Getting identity for type parameter?

Question

I have the following type that i want to be an instance of Monoid typeclass.I do not know how to set a parametrized field to the identity.Is there any way when using parametrized type to get the identity of that type ?

data Tree a=Leaf a | Node a (Tree a) (Tree a) |Empty deriving (Eq,Show)

instance Monoid Tree where
    mempty=Empty
    mappend a Empty=a
    mappend a b=Node (identity) x y

As you can see i need the simple field to be set to the identity of the parameter type.

Example

mappend::Tree Int
mappend (Leaf 1) (Leaf 2)=Node 0 (Leaf 1) (Leaf 2)

mappend::Tree []
mappend (Leaf [1,2])(Leaf [2,3])=Node [] (Leaf [1,2])(Leaf [2,3])

Answer 1

This can only happen if a itself is a Monoid type as well, so we can write this as:

instance Monoid a => Monoid (Tree a) where
    mempty = Empty
    mappend Empty a = a
    mappend a Empty = a
    mappend a b = Node mempty a b

The above will not work for an Int, since an Int is not a Monoid. There are two very popular candidates (ℕ, +, 0), and (ℕ, ×, 1). You can however make use of Sum which is the representation of the former monoid.

The mempty in the body of the last line is thus not the mempty we are defining, but the mempty of type a.

That being said, if you define a Monoid Tree like that, it means that you consider a Node mempty (Node mempty a b) c == Node mempty a (Node mempty b c), since this is required by the monoid laws. So the deriving Eq is not completely in "harmony" here with the mappend. The mappend operator (in mathematics typically denoted as ⊕), should satisfy the condition ∀ a,b,c∈ S: a⊕(b⊕c) = (a⊕b)⊕c.

You either should implement Eq yourself differently, or you should try to come up with another structure for your monoid.

Answer 2

This is not an answer, but it's far too long for a comment. As Willem Van Onsem suggests, your Monoid instance isn't lawful. I suspect you probably want one of two things:

A free magma

The free magma over a type can be defined

data Magma a = Branch (Magma a) (Magma a) | Leaf a | Empty
  deriving Show

This isn't naturally a monoid, but it's sometimes useful to pretend it's one:

instance Monoid (Magma a) where
  mempty = Empty
  mappend = Branch

-- For recent GHC, add this instance
instance Semigroup (Magma a) where
  (<>) = Branch

This can be used with a fold to gain insight into the structure of that fold. To get a sense of how this works, compare the results of applying foldMap Leaf to [1..20], Data.Sequence.fromList [1..20], and Data.Set.fromList [1..20].

A (particular) free monad

Consider generalizing your tree to allow different types in the internal nodes than in the leaves:

data Tree a b = Node a (Tree a b) (Tree a b) | Leaf b
  deriving (Show, Eq)

(This turns out to be the free monad over the functor Tree a, defined

data TreeF a b = NodeF a b b

but we don't really need to get into the details of what that means.)

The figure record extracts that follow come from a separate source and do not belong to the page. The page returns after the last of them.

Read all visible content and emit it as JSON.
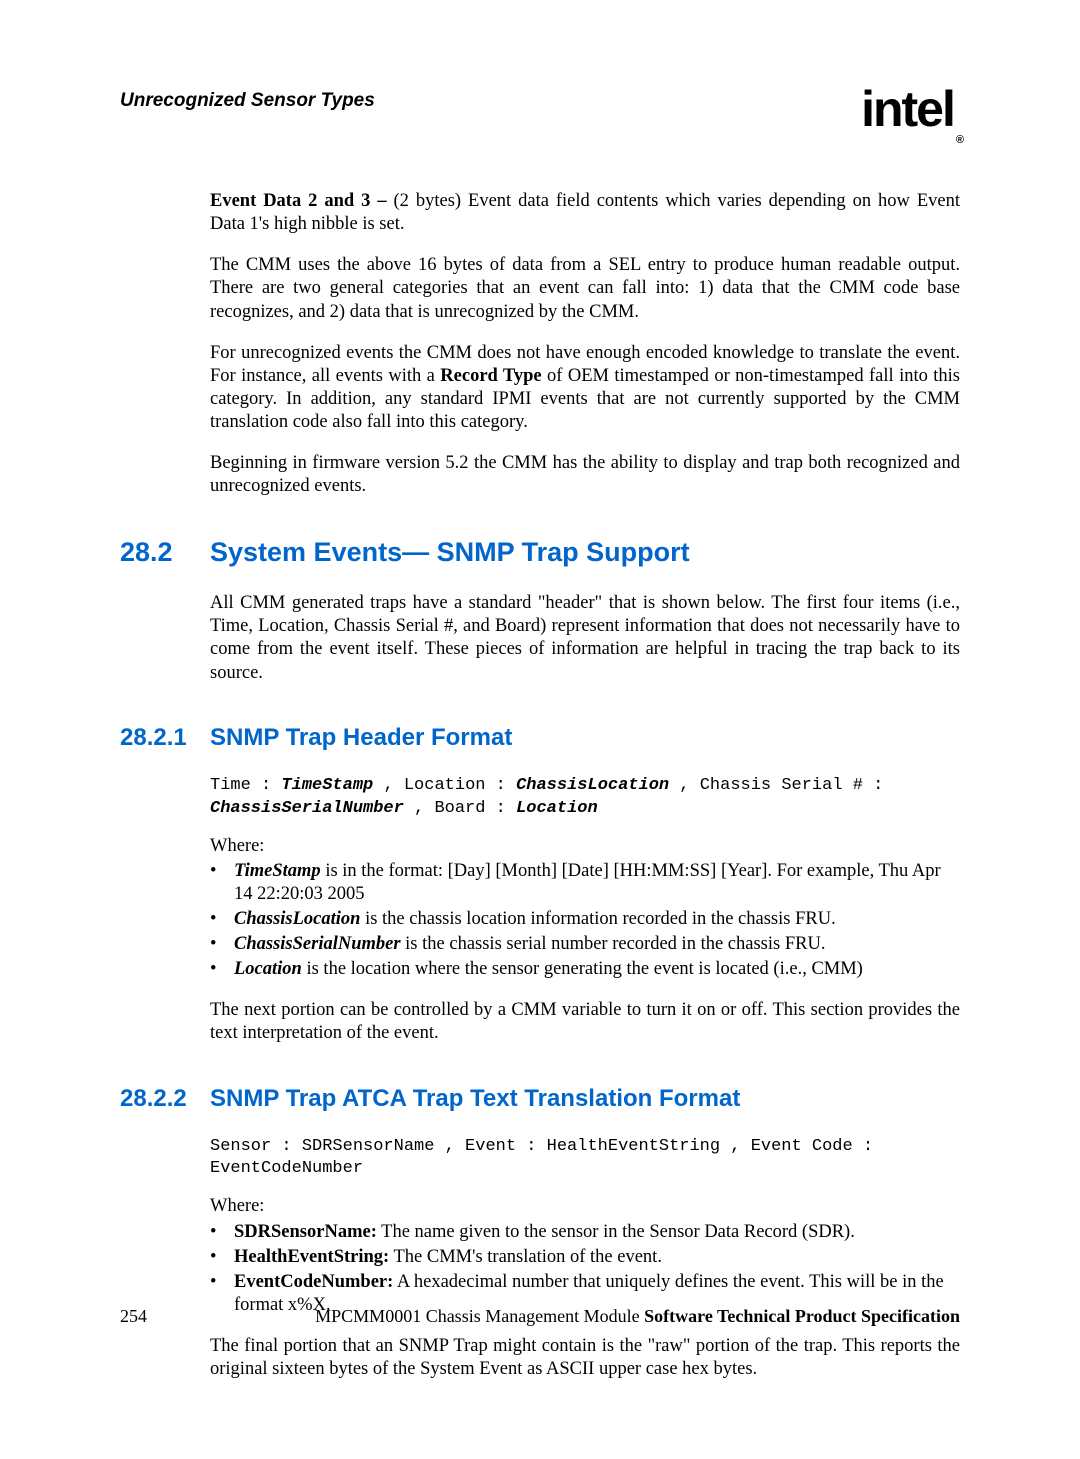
{
  "header": {
    "title": "Unrecognized Sensor Types",
    "logo_text": "intel",
    "logo_reg": "®"
  },
  "body": {
    "p1_lead": "Event Data 2 and 3 –",
    "p1_rest": " (2 bytes) Event data field contents which varies depending on how Event Data 1's high nibble is set.",
    "p2": "The CMM uses the above 16 bytes of data from a SEL entry to produce human readable output. There are two general categories that an event can fall into: 1) data that the CMM code base recognizes, and 2) data that is unrecognized by the CMM.",
    "p3_a": "For unrecognized events the CMM does not have enough encoded knowledge to translate the event. For instance, all events with a ",
    "p3_bold": "Record Type",
    "p3_b": " of OEM timestamped or non-timestamped fall into this category. In addition, any standard IPMI events that are not currently supported by the CMM translation code also fall into this category.",
    "p4": "Beginning in firmware version 5.2 the CMM has the ability to display and trap both recognized and unrecognized events."
  },
  "s282": {
    "num": "28.2",
    "title": "System Events— SNMP Trap Support",
    "p1": "All CMM generated traps have a standard \"header\" that is shown below. The first four items (i.e., Time, Location, Chassis Serial #, and Board) represent information that does not necessarily have to come from the event itself. These pieces of information are helpful in tracing the trap back to its source."
  },
  "s2821": {
    "num": "28.2.1",
    "title": "SNMP Trap Header Format",
    "code_l1_a": "Time : ",
    "code_l1_b": "TimeStamp",
    "code_l1_c": " , Location : ",
    "code_l1_d": "ChassisLocation",
    "code_l1_e": " , Chassis Serial # :",
    "code_l2_a": "ChassisSerialNumber",
    "code_l2_b": " , Board : ",
    "code_l2_c": "Location",
    "where": "Where:",
    "b1_term": "TimeStamp",
    "b1_rest": " is in the format: [Day] [Month] [Date] [HH:MM:SS] [Year]. For example, Thu Apr 14 22:20:03 2005",
    "b2_term": "ChassisLocation",
    "b2_rest": " is the chassis location information recorded in the chassis FRU.",
    "b3_term": "ChassisSerialNumber",
    "b3_rest": " is the chassis serial number recorded in the chassis FRU.",
    "b4_term": "Location",
    "b4_rest": " is the location where the sensor generating the event is located (i.e., CMM)",
    "p2": "The next portion can be controlled by a CMM variable to turn it on or off. This section provides the text interpretation of the event."
  },
  "s2822": {
    "num": "28.2.2",
    "title": "SNMP Trap ATCA Trap Text Translation Format",
    "code_l1": "Sensor : SDRSensorName , Event : HealthEventString , Event Code :",
    "code_l2": "EventCodeNumber",
    "where": "Where:",
    "b1_term": "SDRSensorName:",
    "b1_rest": " The name given to the sensor in the Sensor Data Record (SDR).",
    "b2_term": "HealthEventString:",
    "b2_rest": " The CMM's translation of the event.",
    "b3_term": "EventCodeNumber:",
    "b3_rest": " A hexadecimal number that uniquely defines the event. This will be in the format x%X.",
    "p2": "The final portion that an SNMP Trap might contain is the \"raw\" portion of the trap. This reports the original sixteen bytes of the System Event as ASCII upper case hex bytes."
  },
  "footer": {
    "page_num": "254",
    "text_a": "MPCMM0001 Chassis Management Module ",
    "text_b": "Software Technical Product Specification"
  },
  "bullet_char": "•",
  "colors": {
    "heading": "#0066cc",
    "text": "#000000",
    "background": "#ffffff"
  },
  "fonts": {
    "body_family": "Times New Roman",
    "heading_family": "Arial",
    "code_family": "Courier New",
    "body_size": 18.5,
    "h2_size": 27,
    "h3_size": 24,
    "code_size": 17
  }
}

The monad operation for the Tree a monad is a sort of "grafting", where the leaves are replaced by trees.

instance Functor (Tree a) where
  fmap f (Leaf b) = Leaf (f b)
  fmap f (Node a l r) = Node a (fmap f l) (fmap f r)

instance Applicative (Tree a) where
  pure = Leaf
  (<*>) = ap
  liftA2 = liftM2

instance Monad (Tree a) where
  Leaf b >>= f = f b
  Node a l r >>= f = Node a (l >>= f) (r >>= f)

You can think of >>= as supporting a sort of vertical appending, where the tree grows downward from its leaves.